Although not ready now, its developers claim it “will be able to find
and pay for reservations with limited human involvement,” once the customer
provides his or her credit card data and “parameters like dates and a price
range for their travel plans.” For now,
agentic A.I. can “offer users a much finer level of detail than searches using
generative tools.” One study found that
earlier this year, “just 2 percent of travelers were ready to give A.I.
autonomy to book or modify plans after receiving human guidance.” If hallucinated flights, hotels, and
availability prove to be a problem, that may not get much higher.
Another not
here now but perhaps on the way is “Another Use for A.I. – Talking to Whales”

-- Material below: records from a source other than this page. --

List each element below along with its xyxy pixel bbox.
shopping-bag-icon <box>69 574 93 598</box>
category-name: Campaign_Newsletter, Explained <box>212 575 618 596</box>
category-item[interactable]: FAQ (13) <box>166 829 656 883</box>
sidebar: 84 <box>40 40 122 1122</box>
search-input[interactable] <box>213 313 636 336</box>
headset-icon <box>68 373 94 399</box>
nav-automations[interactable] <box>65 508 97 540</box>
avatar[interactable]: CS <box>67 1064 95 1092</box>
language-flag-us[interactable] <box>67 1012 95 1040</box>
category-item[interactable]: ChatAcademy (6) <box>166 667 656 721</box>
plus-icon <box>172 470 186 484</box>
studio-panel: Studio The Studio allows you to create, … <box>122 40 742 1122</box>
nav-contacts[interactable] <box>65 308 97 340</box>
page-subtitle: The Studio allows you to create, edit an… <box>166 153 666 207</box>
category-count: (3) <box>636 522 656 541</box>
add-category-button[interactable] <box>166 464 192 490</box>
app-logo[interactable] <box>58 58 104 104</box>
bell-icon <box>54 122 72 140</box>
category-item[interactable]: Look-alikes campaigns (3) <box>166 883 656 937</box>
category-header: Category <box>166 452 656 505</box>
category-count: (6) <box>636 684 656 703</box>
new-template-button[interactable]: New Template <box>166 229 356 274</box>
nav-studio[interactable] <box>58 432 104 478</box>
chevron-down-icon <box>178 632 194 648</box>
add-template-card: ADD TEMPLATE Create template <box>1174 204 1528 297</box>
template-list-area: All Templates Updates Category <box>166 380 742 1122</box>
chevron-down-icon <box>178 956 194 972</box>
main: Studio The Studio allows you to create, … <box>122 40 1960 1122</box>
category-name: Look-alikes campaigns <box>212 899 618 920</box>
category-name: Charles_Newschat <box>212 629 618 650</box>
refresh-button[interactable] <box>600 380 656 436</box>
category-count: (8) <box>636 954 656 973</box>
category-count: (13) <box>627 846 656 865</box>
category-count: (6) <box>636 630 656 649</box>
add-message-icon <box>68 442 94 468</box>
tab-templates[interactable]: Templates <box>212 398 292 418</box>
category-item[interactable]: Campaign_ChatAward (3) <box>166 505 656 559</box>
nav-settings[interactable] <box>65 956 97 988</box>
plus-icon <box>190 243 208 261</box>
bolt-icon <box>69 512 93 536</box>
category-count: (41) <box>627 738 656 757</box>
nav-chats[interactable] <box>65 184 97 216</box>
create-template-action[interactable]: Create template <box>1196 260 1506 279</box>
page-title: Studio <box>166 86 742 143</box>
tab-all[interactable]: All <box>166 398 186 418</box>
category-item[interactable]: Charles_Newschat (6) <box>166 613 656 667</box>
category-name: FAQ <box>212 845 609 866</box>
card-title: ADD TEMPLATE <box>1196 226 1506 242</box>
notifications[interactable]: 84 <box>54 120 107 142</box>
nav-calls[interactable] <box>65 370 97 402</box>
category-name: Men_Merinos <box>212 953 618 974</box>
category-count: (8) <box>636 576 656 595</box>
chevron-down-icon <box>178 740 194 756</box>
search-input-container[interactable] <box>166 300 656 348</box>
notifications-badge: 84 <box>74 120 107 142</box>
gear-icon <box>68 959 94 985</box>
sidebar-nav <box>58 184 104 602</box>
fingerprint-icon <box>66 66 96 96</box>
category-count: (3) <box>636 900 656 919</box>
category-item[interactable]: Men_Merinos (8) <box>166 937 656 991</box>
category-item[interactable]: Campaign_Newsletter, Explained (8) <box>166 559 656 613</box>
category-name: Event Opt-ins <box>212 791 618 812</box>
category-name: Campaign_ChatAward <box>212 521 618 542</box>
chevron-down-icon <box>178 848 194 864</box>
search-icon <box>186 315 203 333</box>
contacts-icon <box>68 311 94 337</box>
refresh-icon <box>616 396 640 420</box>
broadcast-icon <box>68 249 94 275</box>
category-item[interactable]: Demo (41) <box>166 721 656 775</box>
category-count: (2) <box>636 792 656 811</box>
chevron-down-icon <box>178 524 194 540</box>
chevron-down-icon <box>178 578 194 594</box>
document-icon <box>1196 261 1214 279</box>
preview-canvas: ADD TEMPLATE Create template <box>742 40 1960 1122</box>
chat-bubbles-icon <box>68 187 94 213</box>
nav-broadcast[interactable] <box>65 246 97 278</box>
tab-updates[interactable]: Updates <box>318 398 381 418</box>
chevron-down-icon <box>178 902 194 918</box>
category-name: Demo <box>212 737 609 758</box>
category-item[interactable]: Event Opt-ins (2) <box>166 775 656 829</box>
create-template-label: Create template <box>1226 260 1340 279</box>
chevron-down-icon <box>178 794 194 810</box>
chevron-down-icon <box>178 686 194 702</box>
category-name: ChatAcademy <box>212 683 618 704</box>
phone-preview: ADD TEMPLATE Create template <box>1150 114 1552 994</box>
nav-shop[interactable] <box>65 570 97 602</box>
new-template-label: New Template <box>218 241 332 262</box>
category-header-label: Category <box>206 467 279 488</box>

(David Gruber, again in the Times, November 30th). Although the hard part of understanding whale
sounds is only in the future, AI has proved handy in anticipating “word
patterns” as it does with human language, and can also “accurately predict” the
clicks they make “while socializing,” “the whale’s vocal clan, and the
individual whale with over 90 percent accuracy.” We don’t know how long it will take for
humans to decode this information, but AI is helping to clear conceptual
problems in advance.
Once more in
the November 25th New York Times was the revelation that
“A.I. Can Do More of Your Shopping This Holiday Season” (Natalie Rocha and
Kailyn Rhone). Firms providing “chatbots
that act as conversational stylists and shopping assistants” include Ralph
Lauren, Target, and Walmart. Customers
with ChatGPT can use an “instant checkout feature” so they “can buy items from
stores such as Etsy without leaving the chat.”
Google’s product “can call local stores to check if an item is in
stock,” and “Amazon rolled out an A.I. feature that tracks price drops and
automatically buys an item if it falls within someone’s budget.” While “many of the A.I. tools are still
experimental and unproven,” per a Harris poll “roughly 42 percent of shoppers
are already using A.I. tools for their holiday shopping.”
And so it is
going. Most of these innovations don’t
require more expensively expanded large language models. Why would people stop using them? Why would companies stop improving them in
other ways? They are here to stay, and
so, it must be, is artificial intelligence.